The tension is not abstract. Banning the trade overnight would collapse a local economy without a ready alternative. Conservation programmes that have gained traction — such as the Alor regency's 91% shark-fishing reduction through marine-tourism conversion — took years of community negotiation and required viable substitute income. Eastern Lombok's tourism infrastructure is not yet at that stage.

For divers who encounter shark conservation as a marine issue, Tanjung Luar is a reminder that it is equally a food-security issue, a labour issue, and a generational-identity issue. The path from 57 species on the dock to a 29-cent skewer on a roadside grill runs through every one of those dimensions.

What Divers Can Do With This Knowledge

Understanding the supply chain does not require endorsing it. But it changes the quality of conversation divers bring to shark conservation.

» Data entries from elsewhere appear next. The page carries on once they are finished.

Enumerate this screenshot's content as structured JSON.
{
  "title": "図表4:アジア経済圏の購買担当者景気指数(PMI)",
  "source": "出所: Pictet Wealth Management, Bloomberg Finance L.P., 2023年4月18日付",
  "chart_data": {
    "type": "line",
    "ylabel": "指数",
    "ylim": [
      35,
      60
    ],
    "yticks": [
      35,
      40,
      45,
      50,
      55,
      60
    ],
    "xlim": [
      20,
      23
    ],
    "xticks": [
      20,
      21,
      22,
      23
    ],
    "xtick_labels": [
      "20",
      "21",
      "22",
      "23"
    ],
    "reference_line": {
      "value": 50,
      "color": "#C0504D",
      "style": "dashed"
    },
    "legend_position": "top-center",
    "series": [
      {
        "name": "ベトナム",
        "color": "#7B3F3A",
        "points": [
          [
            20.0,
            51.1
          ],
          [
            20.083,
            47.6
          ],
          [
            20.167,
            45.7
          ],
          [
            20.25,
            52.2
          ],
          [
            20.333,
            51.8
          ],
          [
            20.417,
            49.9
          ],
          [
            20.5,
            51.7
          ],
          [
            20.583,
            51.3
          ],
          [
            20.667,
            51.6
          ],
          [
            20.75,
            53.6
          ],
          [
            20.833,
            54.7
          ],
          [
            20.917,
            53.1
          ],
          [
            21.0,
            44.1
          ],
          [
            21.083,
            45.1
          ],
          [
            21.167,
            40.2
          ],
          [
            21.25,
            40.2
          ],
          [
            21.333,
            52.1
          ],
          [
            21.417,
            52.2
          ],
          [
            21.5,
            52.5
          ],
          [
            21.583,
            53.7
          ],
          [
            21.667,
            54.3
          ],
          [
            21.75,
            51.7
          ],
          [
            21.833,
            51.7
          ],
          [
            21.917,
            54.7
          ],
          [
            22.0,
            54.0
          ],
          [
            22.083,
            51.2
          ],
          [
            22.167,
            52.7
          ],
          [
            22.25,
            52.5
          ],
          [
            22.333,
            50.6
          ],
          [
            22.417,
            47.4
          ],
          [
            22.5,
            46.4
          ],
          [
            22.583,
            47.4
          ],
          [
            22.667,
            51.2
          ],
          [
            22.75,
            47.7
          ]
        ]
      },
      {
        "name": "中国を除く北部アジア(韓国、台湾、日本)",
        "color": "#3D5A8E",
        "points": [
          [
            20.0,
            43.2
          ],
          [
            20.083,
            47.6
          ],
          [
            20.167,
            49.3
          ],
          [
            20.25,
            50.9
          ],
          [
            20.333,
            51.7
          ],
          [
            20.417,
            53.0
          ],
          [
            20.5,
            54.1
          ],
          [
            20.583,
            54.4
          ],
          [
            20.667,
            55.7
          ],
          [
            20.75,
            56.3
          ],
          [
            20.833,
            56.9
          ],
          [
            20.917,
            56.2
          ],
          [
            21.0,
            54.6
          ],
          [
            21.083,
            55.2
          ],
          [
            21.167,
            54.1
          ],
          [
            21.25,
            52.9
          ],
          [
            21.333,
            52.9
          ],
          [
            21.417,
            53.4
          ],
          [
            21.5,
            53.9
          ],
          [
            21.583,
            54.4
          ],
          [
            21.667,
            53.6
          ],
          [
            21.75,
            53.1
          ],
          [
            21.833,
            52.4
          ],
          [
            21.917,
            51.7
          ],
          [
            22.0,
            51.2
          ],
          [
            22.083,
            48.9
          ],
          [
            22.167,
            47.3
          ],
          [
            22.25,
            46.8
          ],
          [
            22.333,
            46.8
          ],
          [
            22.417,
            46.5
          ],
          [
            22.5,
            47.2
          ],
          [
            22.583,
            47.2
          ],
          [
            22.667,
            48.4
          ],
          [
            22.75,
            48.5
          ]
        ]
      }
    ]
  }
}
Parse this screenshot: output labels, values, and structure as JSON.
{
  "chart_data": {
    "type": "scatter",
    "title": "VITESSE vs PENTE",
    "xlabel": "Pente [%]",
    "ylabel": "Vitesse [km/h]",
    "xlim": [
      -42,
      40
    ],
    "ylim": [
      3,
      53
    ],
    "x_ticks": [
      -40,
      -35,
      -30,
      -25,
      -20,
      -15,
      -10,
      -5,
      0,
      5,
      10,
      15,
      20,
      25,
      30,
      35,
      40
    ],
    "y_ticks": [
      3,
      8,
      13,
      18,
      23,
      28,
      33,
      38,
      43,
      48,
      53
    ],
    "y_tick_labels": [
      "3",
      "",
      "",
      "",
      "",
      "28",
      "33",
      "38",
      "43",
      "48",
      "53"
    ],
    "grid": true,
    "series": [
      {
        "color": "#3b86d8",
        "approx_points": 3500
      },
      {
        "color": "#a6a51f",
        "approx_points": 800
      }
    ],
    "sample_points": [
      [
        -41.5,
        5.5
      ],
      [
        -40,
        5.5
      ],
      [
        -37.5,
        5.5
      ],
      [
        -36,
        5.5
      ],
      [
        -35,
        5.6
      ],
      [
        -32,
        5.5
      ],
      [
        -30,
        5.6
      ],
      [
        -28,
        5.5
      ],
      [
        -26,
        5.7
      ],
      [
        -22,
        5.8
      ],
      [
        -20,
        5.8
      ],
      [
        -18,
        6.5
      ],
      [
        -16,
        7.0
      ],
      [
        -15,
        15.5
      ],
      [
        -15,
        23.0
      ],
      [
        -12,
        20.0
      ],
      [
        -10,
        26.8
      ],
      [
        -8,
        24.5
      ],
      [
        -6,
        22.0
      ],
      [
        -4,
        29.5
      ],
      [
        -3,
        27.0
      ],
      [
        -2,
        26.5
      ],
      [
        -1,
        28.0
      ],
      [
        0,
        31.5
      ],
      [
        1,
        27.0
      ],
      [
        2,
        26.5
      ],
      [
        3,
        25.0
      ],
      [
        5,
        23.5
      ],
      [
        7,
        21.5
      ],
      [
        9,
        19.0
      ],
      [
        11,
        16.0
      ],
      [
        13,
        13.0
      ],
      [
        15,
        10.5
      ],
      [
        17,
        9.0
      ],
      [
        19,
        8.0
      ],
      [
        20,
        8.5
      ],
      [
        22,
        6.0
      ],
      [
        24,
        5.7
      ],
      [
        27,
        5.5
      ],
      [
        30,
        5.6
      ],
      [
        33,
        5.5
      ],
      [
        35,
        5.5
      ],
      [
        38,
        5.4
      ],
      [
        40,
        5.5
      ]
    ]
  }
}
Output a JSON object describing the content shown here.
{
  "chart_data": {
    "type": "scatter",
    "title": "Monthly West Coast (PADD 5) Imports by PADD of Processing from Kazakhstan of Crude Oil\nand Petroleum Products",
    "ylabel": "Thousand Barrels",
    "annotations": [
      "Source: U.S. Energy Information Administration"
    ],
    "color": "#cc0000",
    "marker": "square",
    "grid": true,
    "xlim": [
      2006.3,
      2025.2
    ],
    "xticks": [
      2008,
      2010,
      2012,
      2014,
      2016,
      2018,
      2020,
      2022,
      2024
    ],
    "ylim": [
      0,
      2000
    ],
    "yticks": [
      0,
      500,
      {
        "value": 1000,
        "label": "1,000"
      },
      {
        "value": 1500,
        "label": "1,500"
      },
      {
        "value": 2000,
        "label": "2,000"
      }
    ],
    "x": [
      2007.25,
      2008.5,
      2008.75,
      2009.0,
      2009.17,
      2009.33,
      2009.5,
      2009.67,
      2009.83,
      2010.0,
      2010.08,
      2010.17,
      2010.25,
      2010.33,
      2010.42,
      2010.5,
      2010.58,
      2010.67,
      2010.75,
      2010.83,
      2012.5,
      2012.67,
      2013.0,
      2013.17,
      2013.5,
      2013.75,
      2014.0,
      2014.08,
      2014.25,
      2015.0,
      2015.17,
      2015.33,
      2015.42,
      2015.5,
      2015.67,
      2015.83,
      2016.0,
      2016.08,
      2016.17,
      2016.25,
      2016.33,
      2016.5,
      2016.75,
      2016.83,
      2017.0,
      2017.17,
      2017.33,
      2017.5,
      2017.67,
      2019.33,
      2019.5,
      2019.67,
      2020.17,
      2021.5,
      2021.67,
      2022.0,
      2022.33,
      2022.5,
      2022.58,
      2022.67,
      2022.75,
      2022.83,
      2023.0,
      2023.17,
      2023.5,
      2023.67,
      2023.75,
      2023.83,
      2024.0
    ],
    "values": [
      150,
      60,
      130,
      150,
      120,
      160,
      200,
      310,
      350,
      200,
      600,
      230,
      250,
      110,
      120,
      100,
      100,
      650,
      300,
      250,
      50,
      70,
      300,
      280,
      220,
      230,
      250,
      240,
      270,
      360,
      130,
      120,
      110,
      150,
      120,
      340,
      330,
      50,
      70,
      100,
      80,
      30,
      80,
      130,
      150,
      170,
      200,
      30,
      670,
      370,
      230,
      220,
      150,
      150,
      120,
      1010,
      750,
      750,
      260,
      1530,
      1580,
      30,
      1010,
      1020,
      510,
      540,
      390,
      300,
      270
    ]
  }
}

  • Ask about alternatives, not just bans — effective programmes replace income, not just prohibit extraction
  • Support marine-tourism ventures in eastern Indonesia — every dive dollar that reaches communities like Tanjung Luar strengthens the economic case for live sharks
  • Recognise the CITES gap — listing a species protects it on paper; enforcement in remote fishing villages depends on funding, education, and economic substitution
  • Read the sourcing — shark meat appears in Southeast Asian markets under local names; knowing the chain helps divers make informed food choices when travelling

The sharks circling Aliwal Shoal's caves and the reef systems near resort coastlines exist in a connected ocean. What happens at Tanjung Luar's dock at dawn reaches the water column everywhere.